The Q-table persists to disk every 50 updates. On restart, the router resumes from its learned state instead of starting from scratch.
Production Distribution
In a representative production deployment, the tier distribution stabilizes at approximately:
| Tier | Percentage | Query Types |
|---|---|---|
| Haiku (fast) | 58-65% | Status checks, simple lookups, classification, formatting |
| Sonnet (strong) | 25-30% | Multi-step analysis, content generation, data synthesis |
| Opus (orchestrator) | 8-12% | Complex orchestration, novel problems, multi-agent coordination |
Compare this to uniform Sonnet routing (the industry default): 100% of queries at $3/M. With learned routing, the weighted average cost drops to approximately $1.30/M — a 57% reduction. For the 60%+ of queries routed to Haiku, the per-query savings is 73%.
These numbers improve over time as the Q-table accumulates more experience.
The Self-Improvement Loop
This is the property that makes the system fundamentally different from rule-based routing: it gets better automatically.

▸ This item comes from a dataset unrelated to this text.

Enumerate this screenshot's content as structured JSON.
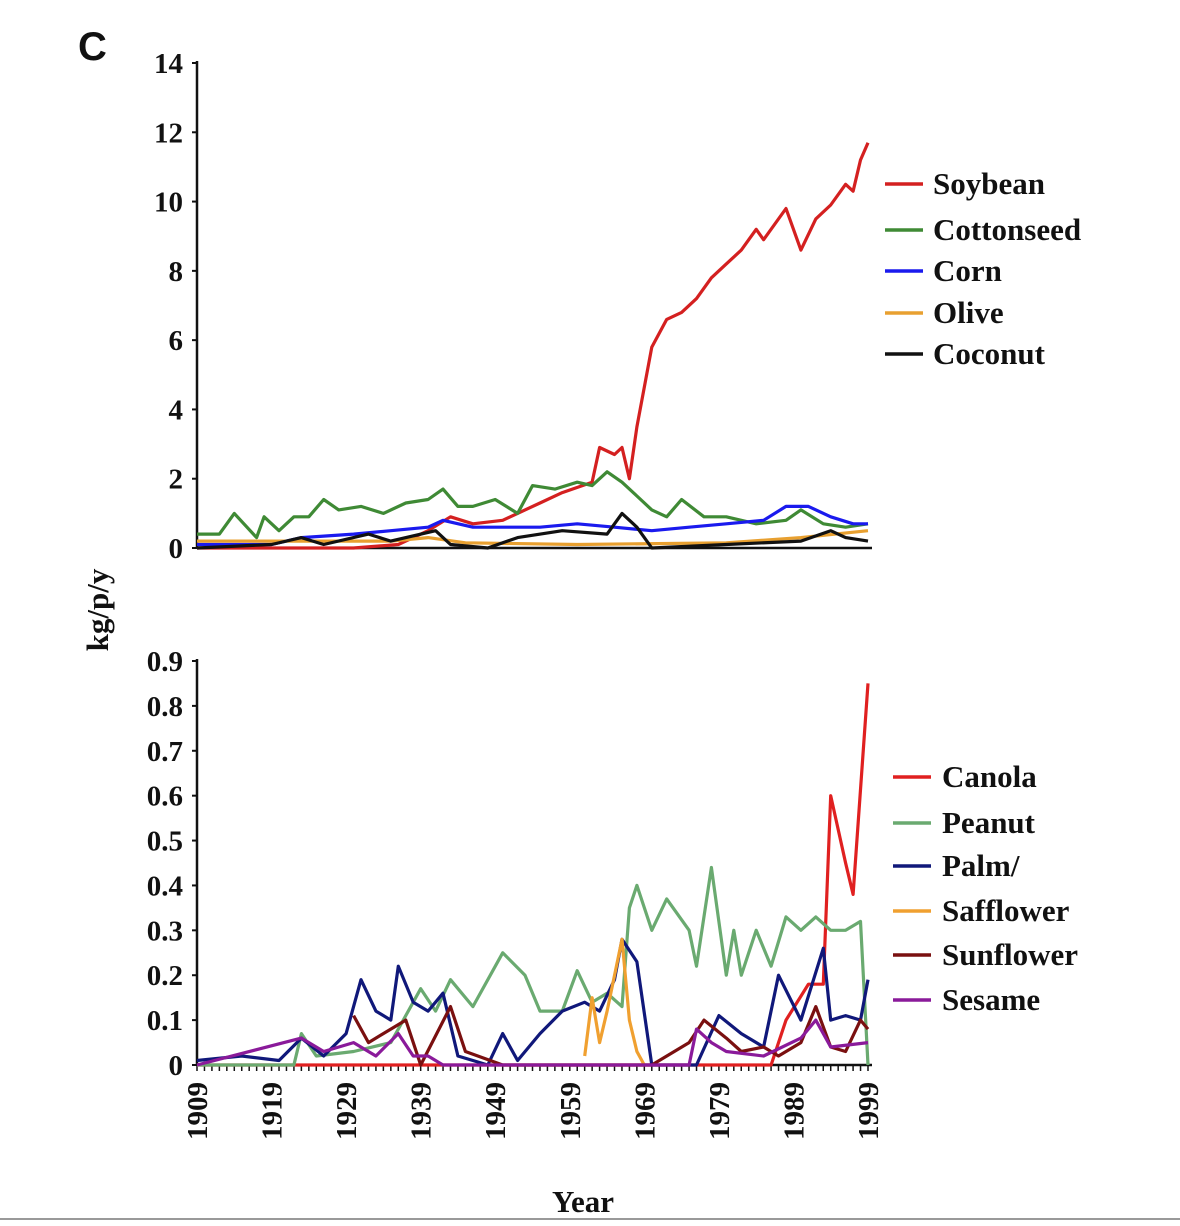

A new deployment starts with the agent definition tiers (layer 5) handling most routing. The Q-learning router explores, gathering experience. After a few hundred queries, the Q-table starts capturing reliable patterns. After a few thousand, the router’s learned policy dominates and the agent defaults become fallbacks for rare query types.
No engineering intervention required. No rule updates. No manual tuning. The router observes outcomes and adjusts.

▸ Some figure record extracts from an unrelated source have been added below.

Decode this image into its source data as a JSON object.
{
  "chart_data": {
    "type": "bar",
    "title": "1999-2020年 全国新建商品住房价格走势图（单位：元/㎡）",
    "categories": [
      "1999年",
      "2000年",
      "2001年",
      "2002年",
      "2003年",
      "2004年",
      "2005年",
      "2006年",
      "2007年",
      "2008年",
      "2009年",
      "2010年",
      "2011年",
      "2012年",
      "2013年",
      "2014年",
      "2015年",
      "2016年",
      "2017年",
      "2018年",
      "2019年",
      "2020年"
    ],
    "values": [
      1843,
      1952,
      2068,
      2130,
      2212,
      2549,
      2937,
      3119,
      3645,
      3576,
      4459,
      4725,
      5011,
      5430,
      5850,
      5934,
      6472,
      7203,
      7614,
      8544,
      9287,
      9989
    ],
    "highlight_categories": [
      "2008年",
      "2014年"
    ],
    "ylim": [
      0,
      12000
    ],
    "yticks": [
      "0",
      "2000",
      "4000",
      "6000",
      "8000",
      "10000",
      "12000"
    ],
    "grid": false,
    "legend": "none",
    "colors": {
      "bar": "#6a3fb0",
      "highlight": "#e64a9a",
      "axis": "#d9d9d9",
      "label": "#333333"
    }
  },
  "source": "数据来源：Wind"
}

If query patterns change — a new data source, a seasonal shift in user behavior, a new team onboarding — the circular buffer naturally phases out stale experience and the router adapts.
Beyond Cost: Quality Improves Too
An unexpected benefit: routing simple queries to Haiku often produces better user experience than routing them to Opus.
Haiku responds 3-5x faster. For a simple status check or data lookup, the user gets their answer in 800ms instead of 3 seconds. The response quality is identical — Haiku handles simple queries perfectly — but the experience is noticeably better.
Opus is not better at everything. It is better at hard things. For easy things, it is slower and more expensive with no quality advantage. Correct routing means every model tier operates in its optimal range.
The system does not just save money. It puts the right tool on the right problem. That is what intelligent routing actually means.